[−][src]Function onednn_sys::dnnl_vanilla_rnn_backward_desc_init
pub unsafe extern "C" fn dnnl_vanilla_rnn_backward_desc_init(
rnn_desc: *mut dnnl_rnn_desc_t,
prop_kind: dnnl_prop_kind_t,
activation: dnnl_alg_kind_t,
direction: dnnl_rnn_direction_t,
src_layer_desc: *const dnnl_memory_desc_t,
src_iter_desc: *const dnnl_memory_desc_t,
weights_layer_desc: *const dnnl_memory_desc_t,
weights_iter_desc: *const dnnl_memory_desc_t,
bias_desc: *const dnnl_memory_desc_t,
dst_layer_desc: *const dnnl_memory_desc_t,
dst_iter_desc: *const dnnl_memory_desc_t,
diff_src_layer_desc: *const dnnl_memory_desc_t,
diff_src_iter_desc: *const dnnl_memory_desc_t,
diff_weights_layer_desc: *const dnnl_memory_desc_t,
diff_weights_iter_desc: *const dnnl_memory_desc_t,
diff_bias_desc: *const dnnl_memory_desc_t,
diff_dst_layer_desc: *const dnnl_memory_desc_t,
diff_dst_iter_desc: *const dnnl_memory_desc_t,
flags: c_uint,
alpha: f32,
beta: f32
) -> dnnl_status_t
Initializes a descriptor for vanilla RNN backward propagation primitive.
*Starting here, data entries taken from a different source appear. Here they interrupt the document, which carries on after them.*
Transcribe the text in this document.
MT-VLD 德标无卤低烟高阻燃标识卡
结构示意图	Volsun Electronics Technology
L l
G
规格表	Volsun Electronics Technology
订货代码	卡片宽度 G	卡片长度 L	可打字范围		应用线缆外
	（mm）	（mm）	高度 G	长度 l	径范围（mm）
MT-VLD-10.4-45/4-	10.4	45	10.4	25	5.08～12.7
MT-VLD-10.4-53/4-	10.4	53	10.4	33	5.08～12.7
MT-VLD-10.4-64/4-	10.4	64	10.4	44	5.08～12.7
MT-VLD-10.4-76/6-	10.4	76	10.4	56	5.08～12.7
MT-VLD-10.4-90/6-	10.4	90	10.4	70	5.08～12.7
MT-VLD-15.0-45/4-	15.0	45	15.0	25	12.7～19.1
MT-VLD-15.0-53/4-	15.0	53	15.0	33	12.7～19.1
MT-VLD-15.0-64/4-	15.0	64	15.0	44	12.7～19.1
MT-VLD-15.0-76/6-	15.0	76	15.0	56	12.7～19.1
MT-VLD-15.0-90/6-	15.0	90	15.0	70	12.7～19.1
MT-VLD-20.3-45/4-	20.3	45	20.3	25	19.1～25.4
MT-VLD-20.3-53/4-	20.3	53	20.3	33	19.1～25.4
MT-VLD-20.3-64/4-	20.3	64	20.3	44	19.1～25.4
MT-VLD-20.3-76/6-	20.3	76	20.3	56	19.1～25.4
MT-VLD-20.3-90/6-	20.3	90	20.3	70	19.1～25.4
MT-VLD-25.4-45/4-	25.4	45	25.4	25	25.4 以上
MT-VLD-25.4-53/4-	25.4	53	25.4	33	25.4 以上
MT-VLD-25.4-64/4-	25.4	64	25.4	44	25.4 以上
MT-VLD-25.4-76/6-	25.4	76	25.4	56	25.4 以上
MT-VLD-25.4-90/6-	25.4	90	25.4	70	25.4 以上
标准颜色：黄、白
The following arguments may either be @c NULL or point to a zero memory descriptor:
- @p src_iter_desc together with @p diff_src_iter_desc,
- @p bias_desc together with @p diff_bias_desc,
- @p dst_iter_desc together with @p diff_dst_iter_desc.
This would then indicate that the RNN backward propagation primitive should not use the respective data and should use zero values instead.
@note All memory descriptors can be initialized with #dnnl_format_tag_any or with format_kind set to #dnnl_format_kind_any.
@param rnn_desc Output descriptor for vanilla RNN primitive. @param prop_kind Propagation kind. Must be #dnnl_backward. @param activation Activation kind. Possible values are #dnnl_eltwise_relu, #dnnl_eltwise_tanh or #dnnl_eltwise_logistic. @param direction RNN direction. See @ref dnnl_rnn_direction_t for more info. @param src_layer_desc Memory descriptor for the input vector. @param src_iter_desc Memory descriptor for the input recurrent hidden state vector. @param weights_layer_desc Memory descriptor for the weights applied to the layer input. @param weights_iter_desc Memory descriptor for the weights applied to the recurrent input. @param bias_desc Bias memory descriptor. @param dst_layer_desc Memory descriptor for the output vector. @param dst_iter_desc Memory descriptor for the output recurrent hidden state vector. @param diff_src_layer_desc Memory descriptor for the diff of input vector. @param diff_src_iter_desc Memory descriptor for the diff of input recurrent hidden state vector. @param diff_weights_layer_desc Memory descriptor for the diff of weights applied to the layer input. @param diff_weights_iter_desc Memory descriptor for the diff of weights applied to the recurrent input. @param diff_bias_desc Diff bias memory descriptor. @param diff_dst_layer_desc Memory descriptor for the diff of output vector. @param diff_dst_iter_desc Memory descriptor for the diff of output recurrent hidden state vector. @param flags Unused. @param alpha Negative slope if activation is #dnnl_eltwise_relu. @param beta Unused. @returns #dnnl_success on success and a status describing the error otherwise.